Monday, December 16, 2013

Melancholy and Memorials

Yesterday, I put up a sad post about a friend of mine whose life was cut short by a senseless act of violence back in 1988. Feeling both a twinge of melancholy and a bit of 80's nostalgia, I have to note that today is the anniversary of Stuart Adamson's death by his own hand. Stuart was best known for being the lead singer of Scottish band Big Country, though his music career began with post-punk band The Skids. Big Country was largely considered a "one hit wonder" in the 'States, scoring a top-forty hit with the song In a Big Country, while knuckleheaded radio presenters made a big deal about how this Scottish band somehow made their guitars sound like bagpipes (I find the comparison somewhat strained), an effect achieved through the use of an effects pedal and, in many cases, an E-bow. For a stellar example of the use of the e-bow in an extended intro, I can think of no better song than The Storm, a song about the futility of vengeance:

Stuart was a true bleeding-heart humanitarian, fronting an interracial band and championing African famine relief, nuclear non-proliferation, and non-violence. There is remarkable footage of him stopping mid-concert to admonish individuals in the audience who were fighting:

In this intro to a 1988 performance of the heart-wrenching song about unrequited love Thirteen Valleys in Moscow, Stuart describes the song as being about someone who has to endure great trauma:

Stuart had a knack for ripping his ribcage open and showing the world what was written on his heart. His ability to convey emotion in his lyrics and his performances was second to nobody's. Sometimes, it seems as if certain people possess so much empathy, they take on the pain of the world, and this often leads them to "self-medicate". Stuart struggled with alcoholism for years, and took his life twelve years ago. One of Stuart's catch phrases, repeated in the the chorus of the song In a Big Country, "STAY ALIVE" has become a rallying cry for the fandom. While Stuart ultimately lost the will to carry on, his work has bolstered others in times of difficulty. In one moving but poorly spelled Youtube comment, one fellow gave perhaps the best memorial a songwriter could ever have:

Ironicaly - you're music is the reason I didn't do it. Shine on - SA RIP. An insperation to a generation.

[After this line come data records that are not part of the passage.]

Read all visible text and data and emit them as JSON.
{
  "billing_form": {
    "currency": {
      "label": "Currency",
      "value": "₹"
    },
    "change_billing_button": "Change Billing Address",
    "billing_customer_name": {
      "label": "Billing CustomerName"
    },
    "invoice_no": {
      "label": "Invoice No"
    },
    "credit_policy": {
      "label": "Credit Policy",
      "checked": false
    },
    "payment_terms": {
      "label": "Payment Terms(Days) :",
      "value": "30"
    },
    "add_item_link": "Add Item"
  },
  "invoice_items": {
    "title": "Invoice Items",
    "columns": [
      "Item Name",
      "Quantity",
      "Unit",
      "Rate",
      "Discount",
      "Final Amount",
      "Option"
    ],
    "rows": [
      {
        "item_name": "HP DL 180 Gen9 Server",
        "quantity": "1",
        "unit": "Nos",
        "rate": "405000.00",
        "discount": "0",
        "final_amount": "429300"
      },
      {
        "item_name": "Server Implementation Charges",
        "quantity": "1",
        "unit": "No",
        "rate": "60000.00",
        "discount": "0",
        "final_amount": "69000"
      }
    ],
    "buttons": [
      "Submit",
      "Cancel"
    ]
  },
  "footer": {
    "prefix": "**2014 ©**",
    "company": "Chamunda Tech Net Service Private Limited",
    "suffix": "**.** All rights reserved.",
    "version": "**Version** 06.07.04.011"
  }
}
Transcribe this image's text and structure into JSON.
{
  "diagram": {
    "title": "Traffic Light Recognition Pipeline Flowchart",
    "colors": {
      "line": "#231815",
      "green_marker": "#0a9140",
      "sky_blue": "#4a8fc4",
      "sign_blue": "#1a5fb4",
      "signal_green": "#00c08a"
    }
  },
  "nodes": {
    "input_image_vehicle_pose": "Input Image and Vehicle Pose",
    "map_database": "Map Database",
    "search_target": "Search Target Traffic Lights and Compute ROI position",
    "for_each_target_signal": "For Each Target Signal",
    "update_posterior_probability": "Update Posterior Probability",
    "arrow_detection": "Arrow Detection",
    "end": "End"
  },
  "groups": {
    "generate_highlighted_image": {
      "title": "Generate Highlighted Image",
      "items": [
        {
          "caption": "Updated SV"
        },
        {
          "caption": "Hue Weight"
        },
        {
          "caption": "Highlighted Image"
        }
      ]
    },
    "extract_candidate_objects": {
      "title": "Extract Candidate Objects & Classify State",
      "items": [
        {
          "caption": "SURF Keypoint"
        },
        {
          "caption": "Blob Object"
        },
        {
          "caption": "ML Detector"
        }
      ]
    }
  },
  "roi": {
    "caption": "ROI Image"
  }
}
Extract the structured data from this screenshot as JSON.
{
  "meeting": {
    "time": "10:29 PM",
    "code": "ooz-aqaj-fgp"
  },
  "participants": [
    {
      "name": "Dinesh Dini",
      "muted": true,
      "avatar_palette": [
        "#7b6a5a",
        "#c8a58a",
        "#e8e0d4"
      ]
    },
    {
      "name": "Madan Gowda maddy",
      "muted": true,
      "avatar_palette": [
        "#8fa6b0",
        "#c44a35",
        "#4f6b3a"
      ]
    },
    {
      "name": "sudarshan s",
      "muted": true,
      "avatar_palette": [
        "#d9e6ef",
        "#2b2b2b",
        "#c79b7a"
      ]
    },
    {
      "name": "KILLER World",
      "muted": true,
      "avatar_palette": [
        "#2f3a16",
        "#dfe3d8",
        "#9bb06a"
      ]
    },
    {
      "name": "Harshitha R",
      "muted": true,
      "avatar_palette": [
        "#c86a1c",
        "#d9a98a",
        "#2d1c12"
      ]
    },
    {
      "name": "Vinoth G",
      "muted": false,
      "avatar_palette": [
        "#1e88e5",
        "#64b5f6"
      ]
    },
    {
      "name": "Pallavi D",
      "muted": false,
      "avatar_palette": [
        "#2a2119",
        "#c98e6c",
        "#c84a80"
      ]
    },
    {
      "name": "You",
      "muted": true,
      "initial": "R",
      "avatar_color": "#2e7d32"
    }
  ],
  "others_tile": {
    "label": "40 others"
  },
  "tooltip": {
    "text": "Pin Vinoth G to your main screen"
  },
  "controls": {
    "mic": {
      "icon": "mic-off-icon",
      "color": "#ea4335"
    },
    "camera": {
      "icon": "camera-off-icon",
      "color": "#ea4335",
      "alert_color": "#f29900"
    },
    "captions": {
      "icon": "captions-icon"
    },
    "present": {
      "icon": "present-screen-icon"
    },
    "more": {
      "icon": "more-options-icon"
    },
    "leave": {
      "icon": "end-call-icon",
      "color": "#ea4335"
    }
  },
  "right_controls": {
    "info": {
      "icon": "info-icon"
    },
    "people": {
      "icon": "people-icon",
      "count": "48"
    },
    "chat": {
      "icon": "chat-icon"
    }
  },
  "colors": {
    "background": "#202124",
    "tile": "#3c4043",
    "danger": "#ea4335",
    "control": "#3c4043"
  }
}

The world always gets you in the end, don't help it achieve this... as long as you humanly can, STAY ALIVE!

I feel that I should post one more video here, the song Just a Shadow, the lyrics of which are as timely as they ever were:

I know there is no need for what's been done
I know there is enough for everyone
Frustration brings a heavy hand to bear
And there never is a hand outside that cares

You left the world too young, Stuart. Your wisdom and humanity were needed more than ever in the dark years after your loss.

1 comment:

ifthethunderdontgetya™³²®© said...

I do remember that big hit, thanks to MTV. I'll have to listen to more of their stuff.